Wednesday, March 11, 2009

Two paths

There are two ways to think about my life right now. One, I am supposed to be patiently waiting right now. God is teaching me something. I am being prepared, honed for our future, wherever that takes us. And God knows the desires of my hearts and is going to bless them, beyond what I can even imagine. If I only stop complaining the the Israelites in the desert, and trustingly give him everything--complete control of my life, submitting my will to his--we will live fulfilling lives of joy, service, and meaning, and ultimately arrive at the promised land... which I sure hope is a perfect little bungalow on the beach, surrounded by people we love. This will happen after my husband makes a difference at his job and is fully prepared for our future life, possibly even after he makes a ton of money. This last part in particular (the millions of dollars) is not part of my vision at all, but has been suggested by people at our church, who are fully convinced of the beginning part of this way to think about my life.
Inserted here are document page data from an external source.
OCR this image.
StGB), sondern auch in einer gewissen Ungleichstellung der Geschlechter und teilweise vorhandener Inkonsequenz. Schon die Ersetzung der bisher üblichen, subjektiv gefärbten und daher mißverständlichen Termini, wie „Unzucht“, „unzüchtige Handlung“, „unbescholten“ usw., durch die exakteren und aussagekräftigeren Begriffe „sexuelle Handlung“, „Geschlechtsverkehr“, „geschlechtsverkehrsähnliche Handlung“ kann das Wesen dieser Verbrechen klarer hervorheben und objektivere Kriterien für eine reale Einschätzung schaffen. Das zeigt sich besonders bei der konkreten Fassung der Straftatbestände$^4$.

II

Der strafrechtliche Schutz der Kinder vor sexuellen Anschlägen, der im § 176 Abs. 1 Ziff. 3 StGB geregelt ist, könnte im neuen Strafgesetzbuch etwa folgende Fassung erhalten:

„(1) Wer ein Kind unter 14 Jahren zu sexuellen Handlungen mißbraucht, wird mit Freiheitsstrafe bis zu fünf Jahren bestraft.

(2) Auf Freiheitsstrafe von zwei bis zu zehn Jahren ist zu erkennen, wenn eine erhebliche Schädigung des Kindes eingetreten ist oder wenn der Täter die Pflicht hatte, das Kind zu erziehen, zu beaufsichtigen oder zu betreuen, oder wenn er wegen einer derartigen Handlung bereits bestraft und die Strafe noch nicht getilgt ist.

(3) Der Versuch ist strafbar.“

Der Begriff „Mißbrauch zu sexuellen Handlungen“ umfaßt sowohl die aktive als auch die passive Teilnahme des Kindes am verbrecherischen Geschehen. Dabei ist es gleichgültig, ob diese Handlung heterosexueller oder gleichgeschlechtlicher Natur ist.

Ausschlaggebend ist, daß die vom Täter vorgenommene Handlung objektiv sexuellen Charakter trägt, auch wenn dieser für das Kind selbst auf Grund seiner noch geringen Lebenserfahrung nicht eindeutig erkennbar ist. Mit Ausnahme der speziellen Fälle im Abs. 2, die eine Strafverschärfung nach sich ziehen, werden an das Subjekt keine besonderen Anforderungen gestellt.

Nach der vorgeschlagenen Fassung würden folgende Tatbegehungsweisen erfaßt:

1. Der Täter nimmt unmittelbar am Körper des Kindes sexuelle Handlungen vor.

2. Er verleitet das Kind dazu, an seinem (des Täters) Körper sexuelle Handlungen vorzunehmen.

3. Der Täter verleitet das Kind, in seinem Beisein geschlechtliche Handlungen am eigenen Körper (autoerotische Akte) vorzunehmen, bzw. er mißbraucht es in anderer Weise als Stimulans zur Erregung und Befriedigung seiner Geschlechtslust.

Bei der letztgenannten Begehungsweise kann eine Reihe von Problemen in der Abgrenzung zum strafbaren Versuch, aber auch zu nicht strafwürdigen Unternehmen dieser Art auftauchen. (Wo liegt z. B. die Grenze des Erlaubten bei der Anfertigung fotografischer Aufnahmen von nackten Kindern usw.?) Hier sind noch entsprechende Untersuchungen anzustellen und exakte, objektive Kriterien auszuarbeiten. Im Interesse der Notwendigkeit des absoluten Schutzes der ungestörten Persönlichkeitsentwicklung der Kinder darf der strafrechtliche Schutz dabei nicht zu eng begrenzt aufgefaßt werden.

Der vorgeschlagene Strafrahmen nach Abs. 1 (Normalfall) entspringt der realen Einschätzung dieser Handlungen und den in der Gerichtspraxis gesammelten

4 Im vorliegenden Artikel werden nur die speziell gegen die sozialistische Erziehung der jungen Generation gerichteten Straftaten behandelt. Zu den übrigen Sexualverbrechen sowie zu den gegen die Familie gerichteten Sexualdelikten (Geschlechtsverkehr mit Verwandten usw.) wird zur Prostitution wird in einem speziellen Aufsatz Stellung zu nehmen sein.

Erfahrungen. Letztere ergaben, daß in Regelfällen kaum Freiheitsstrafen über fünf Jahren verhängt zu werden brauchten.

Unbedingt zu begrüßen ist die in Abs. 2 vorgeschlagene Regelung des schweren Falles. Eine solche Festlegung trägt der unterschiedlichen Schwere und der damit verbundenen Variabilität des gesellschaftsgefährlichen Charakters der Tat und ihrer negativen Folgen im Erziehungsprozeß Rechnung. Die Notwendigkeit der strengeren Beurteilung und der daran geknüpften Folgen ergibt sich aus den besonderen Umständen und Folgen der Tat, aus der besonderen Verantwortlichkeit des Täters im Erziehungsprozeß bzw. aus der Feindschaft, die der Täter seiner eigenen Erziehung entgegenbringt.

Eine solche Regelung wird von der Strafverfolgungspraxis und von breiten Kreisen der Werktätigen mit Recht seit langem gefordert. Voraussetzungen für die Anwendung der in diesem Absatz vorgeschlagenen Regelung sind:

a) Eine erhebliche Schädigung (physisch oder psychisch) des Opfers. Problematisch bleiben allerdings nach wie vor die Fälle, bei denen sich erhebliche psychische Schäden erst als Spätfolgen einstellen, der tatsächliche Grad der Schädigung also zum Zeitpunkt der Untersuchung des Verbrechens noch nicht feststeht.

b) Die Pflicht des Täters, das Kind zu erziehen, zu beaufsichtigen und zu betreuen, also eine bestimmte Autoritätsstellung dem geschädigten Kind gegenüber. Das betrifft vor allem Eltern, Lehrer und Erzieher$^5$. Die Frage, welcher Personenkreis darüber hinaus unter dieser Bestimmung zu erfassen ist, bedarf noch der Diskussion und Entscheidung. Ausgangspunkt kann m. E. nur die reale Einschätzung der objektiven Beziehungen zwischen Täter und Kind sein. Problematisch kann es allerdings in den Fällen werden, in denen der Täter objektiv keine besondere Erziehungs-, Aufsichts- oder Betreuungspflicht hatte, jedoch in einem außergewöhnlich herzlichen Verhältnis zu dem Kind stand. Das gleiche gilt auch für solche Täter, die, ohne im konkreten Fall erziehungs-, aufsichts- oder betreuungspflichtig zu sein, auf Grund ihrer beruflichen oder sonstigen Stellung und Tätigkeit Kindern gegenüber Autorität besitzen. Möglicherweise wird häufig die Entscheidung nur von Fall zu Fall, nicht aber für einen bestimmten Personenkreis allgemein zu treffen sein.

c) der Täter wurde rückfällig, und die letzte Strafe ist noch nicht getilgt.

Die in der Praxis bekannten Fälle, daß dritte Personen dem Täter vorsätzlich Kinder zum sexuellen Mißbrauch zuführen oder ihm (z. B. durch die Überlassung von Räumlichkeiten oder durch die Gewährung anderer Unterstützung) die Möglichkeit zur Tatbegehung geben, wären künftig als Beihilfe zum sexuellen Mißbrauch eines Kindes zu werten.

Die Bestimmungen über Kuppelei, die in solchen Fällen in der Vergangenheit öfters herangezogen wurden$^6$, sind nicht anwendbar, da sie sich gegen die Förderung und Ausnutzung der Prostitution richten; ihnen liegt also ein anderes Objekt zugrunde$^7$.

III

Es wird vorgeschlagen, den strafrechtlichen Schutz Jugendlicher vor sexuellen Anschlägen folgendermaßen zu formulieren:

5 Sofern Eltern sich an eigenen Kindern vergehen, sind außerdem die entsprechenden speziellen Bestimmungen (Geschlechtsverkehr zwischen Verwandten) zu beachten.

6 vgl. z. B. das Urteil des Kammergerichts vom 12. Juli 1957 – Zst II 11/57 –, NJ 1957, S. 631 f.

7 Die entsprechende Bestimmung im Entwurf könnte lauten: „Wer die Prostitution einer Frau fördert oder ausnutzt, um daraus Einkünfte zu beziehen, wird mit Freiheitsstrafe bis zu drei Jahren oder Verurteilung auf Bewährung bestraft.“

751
And here is number two, the other way you could look at our lives. We are stuck here. My husband happened to get a job that matched his skillset to some degree and which he likes quite a bit. He is an optimistic, enthusiastic, charismatic person who would enjoy and succeed at whatever he set his mind, but this is where he landed. He will now enjoy and succeed at this part. I, his pessimistic, cynical, not-so-"better half" am meanwhile resenting this life, as many wives and mothers throughout history have presumably resented their lack of say in such things, and the fact that it is not at all what I envisioned my/our life/lives to look like. If I was a stronger-willed, domineering, manipulative wife, I would force my plan for the future to take shape, but as it is, I am only passive aggressively trying to take my path, my secretly hoping my husband fails at or loses his job or decides he is sick of the freezing weather and would prefer more access to the outdoors, like me.

Now the Christian perspective on the latter interpretation of our lives would be very negative and judgmental. How could I be so ungrateful for God's provision for our health and finances and family and how could I be so untrusting that he will someday make all my fantasies come true? In fact, maybe if I forced it to happen, as I suggested would be a solution to the second life interpretation, I would actually end up ruining the path he has planned for me, ultimately "straying from his will" (though I admit that many Christians do agree that it impossible to be outside of God's will, which only reinforces that I should force my plan, even if it means a lot of stress on my marriage and family because ultimately, God will fix what I have @#$%ed up anyway).

So therein lies the rub. And I can't seem to just adopt one interpretation and run with it, which would make everything much easier. I am stuck between the two, some days joyfully believing the first and other days being angrily convinced of the second. This is part of the curse of being raised Christianly, to be horribly negative yet again. Man, my armpits are sweating and I just took a shower, after that level of blasphemy. But then again, am I right and feeling unjustly guilty or am I in big trouble with God for having such a bad attitude about him? Or does he actually have mercy on me? Maybe neither of these paths are the real way, but there is something else I don't know about yet.